Investor Behaviour: Traffic Circles and Traffic Lights
- jennynekennedy
- Sep 17
- 3 min read
Updated: Sep 18
by Jeffery A. Keill, CFP, CIM, FMA, FCSI, CEA

You might wonder why I have been comparing driving to investing for the past few months. I think it is a simple reflection that I have been on the road all summer, logging thousands of kilometers for a myriad of reasons. During these adventures in suburbia and beyond, the time lends to ponder (sometimes with frustration) the most insidious of our daily tribulations: traffic. Most recently I drove through Kemptville, Ontario, where along one of their main roads a new traffic circle (roundabout) is being built. Navigating this was interesting, and as I proceeded to my destination to Chesterville it gave me time to once again ponder the experience.
Here is the premise today: is investing much like navigating the busy intersections of urban life, requiring choices that reflect both comfort with risk and preference for structure? If we look at how individuals respond to traffic circles (roundabouts) and traffic lights, we find intriguing parallels with the ways people approach investments. Having driven in different European and North American cities, there are certainly merits of these two intersection controls. Likewise, I propose investors intuitively weigh structured savings against the autonomous decision-making of self-directed investing. This blog draws an analogy between two types of traffic controls and investment decisions.
Traffic Lights: Structure and Predictability in Investments
Traffic lights represent clear rule and highly predictable patterns: stop, go, or wait. This is akin to investors who prefer structured products such as GICs or other forms of fixed rate investments. The comfort of explicit rules and limited choices reduces stress and cognitive load, much as traffic lights ease the driving experience by removing ambiguity and on-the-fly decision making. You, along with others at the same intersection, have a legal decision of only stop and go.
For many, the security of traffic lights parallels the peace of mind found in structure deposit type investments. They know exactly what to expect, can plan according to fixed timelines, and the benefit from the stability of contractual promises. However, just as long red lights can frustrate drivers waiting at empty intersections, investors may regret missed opportunities while other seem to get further ahead.
Traffic Circles: Self- Directed Investing with Autonomy
Traffic circles allow drivers to act independently, making real-time decisions about merging, yielding, and exiting. This mirrors the behaviour of investors who favour autonomy, preferring to evaluate opportunities themselves, adapt strategies on the fly, and take direct control of their portfolios through managed products such as mutual funds, EFTs, or direct access to individual marketable securities. Just as traffic circles require continuous attention to the moving environment, ongoing decision making, and adaptability, so too does self-directed investing.
The initial experience with traffic circles can be unsettling for those who lack experience with them- much like self-directed investing in markets for those entering the roundabout the first time. The lack of fixed signals means investors must rely on their judgement and assess risk dynamically.
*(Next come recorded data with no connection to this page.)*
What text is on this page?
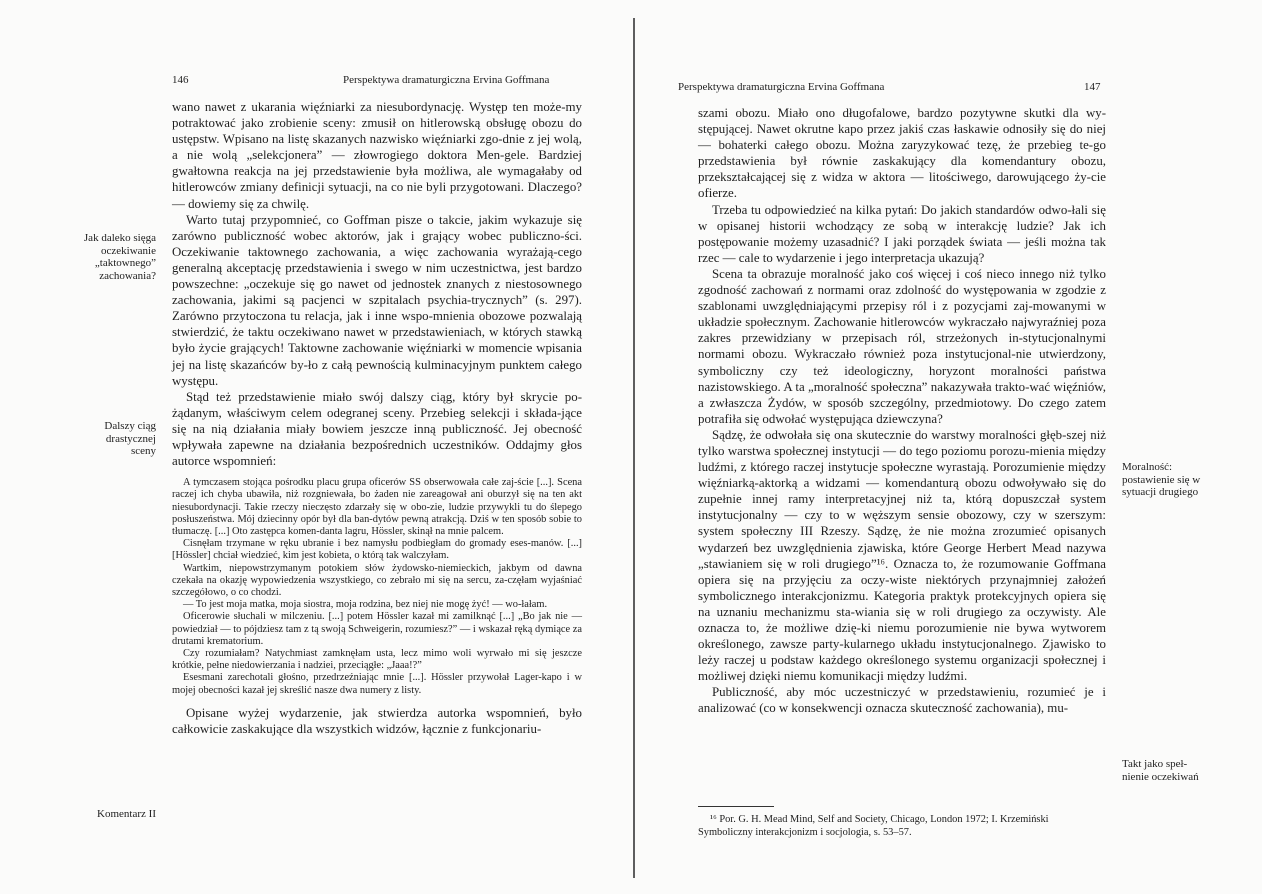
146	Perspektywa dramaturgiczna Ervina Goffmana
Jak daleko sięga oczekiwanie „taktownego” zachowania?
Dalszy ciąg drastycznej sceny
Komentarz II

wano nawet z ukarania więźniarki za niesubordynację. Występ ten może-my potraktować jako zrobienie sceny: zmusił on hitlerowską obsługę obozu do ustępstw. Wpisano na listę skazanych nazwisko więźniarki zgo-dnie z jej wolą, a nie wolą „selekcjonera” — złowrogiego doktora Men-gele. Bardziej gwałtowna reakcja na jej przedstawienie była możliwa, ale wymagałaby od hitlerowców zmiany definicji sytuacji, na co nie byli przygotowani. Dlaczego? — dowiemy się za chwilę.

Warto tutaj przypomnieć, co Goffman pisze o takcie, jakim wykazuje się zarówno publiczność wobec aktorów, jak i grający wobec publiczno-ści. Oczekiwanie taktownego zachowania, a więc zachowania wyrażają-cego generalną akceptację przedstawienia i swego w nim uczestnictwa, jest bardzo powszechne: „oczekuje się go nawet od jednostek znanych z niestosownego zachowania, jakimi są pacjenci w szpitalach psychia-trycznych” (s. 297). Zarówno przytoczona tu relacja, jak i inne wspo-mnienia obozowe pozwalają stwierdzić, że taktu oczekiwano nawet w przedstawieniach, w których stawką było życie grających! Taktowne zachowanie więźniarki w momencie wpisania jej na listę skazańców by-ło z całą pewnością kulminacyjnym punktem całego występu.

Stąd też przedstawienie miało swój dalszy ciąg, który był skrycie po-żądanym, właściwym celem odegranej sceny. Przebieg selekcji i składa-jące się na nią działania miały bowiem jeszcze inną publiczność. Jej obecność wpływała zapewne na działania bezpośrednich uczestników. Oddajmy głos autorce wspomnień:

A tymczasem stojąca pośrodku placu grupa oficerów SS obserwowała całe zaj-ście [...]. Scena raczej ich chyba ubawiła, niż rozgniewała, bo żaden nie zareagował ani oburzył się na ten akt niesubordynacji. Takie rzeczy nieczęsto zdarzały się w obo-zie, ludzie przywykli tu do ślepego posłuszeństwa. Mój dziecinny opór był dla ban-dytów pewną atrakcją. Dziś w ten sposób sobie to tłumaczę. [...] Oto zastępca komen-danta lagru, Hössler, skinął na mnie palcem.

Cisnęłam trzymane w ręku ubranie i bez namysłu podbiegłam do gromady eses-manów. [...] [Hössler] chciał wiedzieć, kim jest kobieta, o którą tak walczyłam.

Wartkim, niepowstrzymanym potokiem słów żydowsko-niemieckich, jakbym od dawna czekała na okazję wypowiedzenia wszystkiego, co zebrało mi się na sercu, za-częłam wyjaśniać szczegółowo, o co chodzi.

— To jest moja matka, moja siostra, moja rodzina, bez niej nie mogę żyć! — wo-łałam.

Oficerowie słuchali w milczeniu. [...] potem Hössler kazał mi zamilknąć [...] „Bo jak nie — powiedział — to pójdziesz tam z tą swoją Schweigerin, rozumiesz?” — i wskazał ręką dymiące za drutami krematorium.

Czy rozumiałam? Natychmiast zamknęłam usta, lecz mimo woli wyrwało mi się jeszcze krótkie, pełne niedowierzania i nadziei, przeciągłe: „Jaaa!?”

Esesmani zarechotali głośno, przedrzeźniając mnie [...]. Hössler przywołał Lager-kapo i w mojej obecności kazał jej skreślić nasze dwa numery z listy.

Opisane wyżej wydarzenie, jak stwierdza autorka wspomnień, było całkowicie zaskakujące dla wszystkich widzów, łącznie z funkcjonariu-

Perspektywa dramaturgiczna Ervina Goffmana	147
Moralność: postawienie się w sytuacji drugiego
Takt jako speł-nienie oczekiwań

szami obozu. Miało ono długofalowe, bardzo pozytywne skutki dla wy-stępującej. Nawet okrutne kapo przez jakiś czas łaskawie odnosiły się do niej — bohaterki całego obozu. Można zaryzykować tezę, że przebieg te-go przedstawienia był równie zaskakujący dla komendantury obozu, przekształcającej się z widza w aktora — litościwego, darowującego ży-cie ofierze.

Trzeba tu odpowiedzieć na kilka pytań: Do jakich standardów odwo-łali się w opisanej historii wchodzący ze sobą w interakcję ludzie? Jak ich postępowanie możemy uzasadnić? I jaki porządek świata — jeśli można tak rzec — cale to wydarzenie i jego interpretacja ukazują?

Scena ta obrazuje moralność jako coś więcej i coś nieco innego niż tylko zgodność zachowań z normami oraz zdolność do występowania w zgodzie z szablonami uwzględniającymi przepisy ról i z pozycjami zaj-mowanymi w układzie społecznym. Zachowanie hitlerowców wykraczało najwyraźniej poza zakres przewidziany w przepisach ról, strzeżonych in-stytucjonalnymi normami obozu. Wykraczało również poza instytucjonal-nie utwierdzony, symboliczny czy też ideologiczny, horyzont moralności państwa nazistowskiego. A ta „moralność społeczna” nakazywała trakto-wać więźniów, a zwłaszcza Żydów, w sposób szczególny, przedmiotowy. Do czego zatem potrafiła się odwołać występująca dziewczyna?

Sądzę, że odwołała się ona skutecznie do warstwy moralności głęb-szej niż tylko warstwa społecznej instytucji — do tego poziomu porozu-mienia między ludźmi, z którego raczej instytucje społeczne wyrastają. Porozumienie między więźniarką-aktorką a widzami — komendanturą obozu odwoływało się do zupełnie innej ramy interpretacyjnej niż ta, którą dopuszczał system instytucjonalny — czy to w węższym sensie obozowy, czy w szerszym: system społeczny III Rzeszy. Sądzę, że nie można zrozumieć opisanych wydarzeń bez uwzględnienia zjawiska, które George Herbert Mead nazywa „stawianiem się w roli drugiego”¹⁶. Oznacza to, że rozumowanie Goffmana opiera się na przyjęciu za oczy-wiste niektórych przynajmniej założeń symbolicznego interakcjonizmu. Kategoria praktyk protekcyjnych opiera się na uznaniu mechanizmu sta-wiania się w roli drugiego za oczywisty. Ale oznacza to, że możliwe dzię-ki niemu porozumienie nie bywa wytworem określonego, zawsze party-kularnego układu instytucjonalnego. Zjawisko to leży raczej u podstaw każdego określonego systemu organizacji społecznej i możliwej dzięki niemu komunikacji między ludźmi.

Publiczność, aby móc uczestniczyć w przedstawieniu, rozumieć je i analizować (co w konsekwencji oznacza skuteczność zachowania), mu-

¹⁶ Por. G. H. Mead Mind, Self and Society, Chicago, London 1972; I. Krzemiński
Symboliczny interakcjonizm i socjologia, s. 53–57.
Over time, those who embrace autonomy often become comfortable, finding satisfaction in the smoother, more flexible flow of decision-making and the potential for greater returns.
Safety Perceptions and Investment Realities
The perception of safety often drives intersection design- and investment preference. Many instinctively favour traffic lights, trusting rules and protocols to protect against the unexpected. Similarly, many investors gravitate toward fixed deposits with robust guardrails, hoping to avoid losses.
Yet research tells us that, like roundabouts, self-directed and flexible investment approaches can lead to greater long-term success and fewer “severe” collisions” - provided that one is educated and attentive, and lets long-term economic history prevail. One unnoticed benefit of the safety of the ‘roundabout’ is that vehicles are seldom directly at a right angle at impact, and thereby dramatically reduces the risk of serious injury to all unfortunate parties. The key to this desirable investment approach is balancing risk with awareness while learning from experience. Over time, comfort with autonomy increases, just as confidence grows in adaptive investment portfolios with experience.
Conclusion: Learning to Drive with Structure and Flexibility
Whether navigating traffic circles or traffic lights, our choices reflect our underlying comfort with ambiguity, desire for guidance, and willingness to adapt. Both intersection controls - and both investment styles - have their place. The most successful investors, like the most agile drivers, understand how to balance order and flexibility, using structure when needed and embracing autonomy when opportunities arise.
Our clients at K&A generally seek to grow their wealth and navigate complexities of financial markets. Our Wealth Advisory Team recognizes and can guide clients to strategies that suit their personalities and goals. Ultimately, investment success is not just about choosing the right products, but understanding how we respond to change. Sometimes, learning to navigate traffic circles like the newest one in Kemptville can lead to smoother, more rewarding journeys.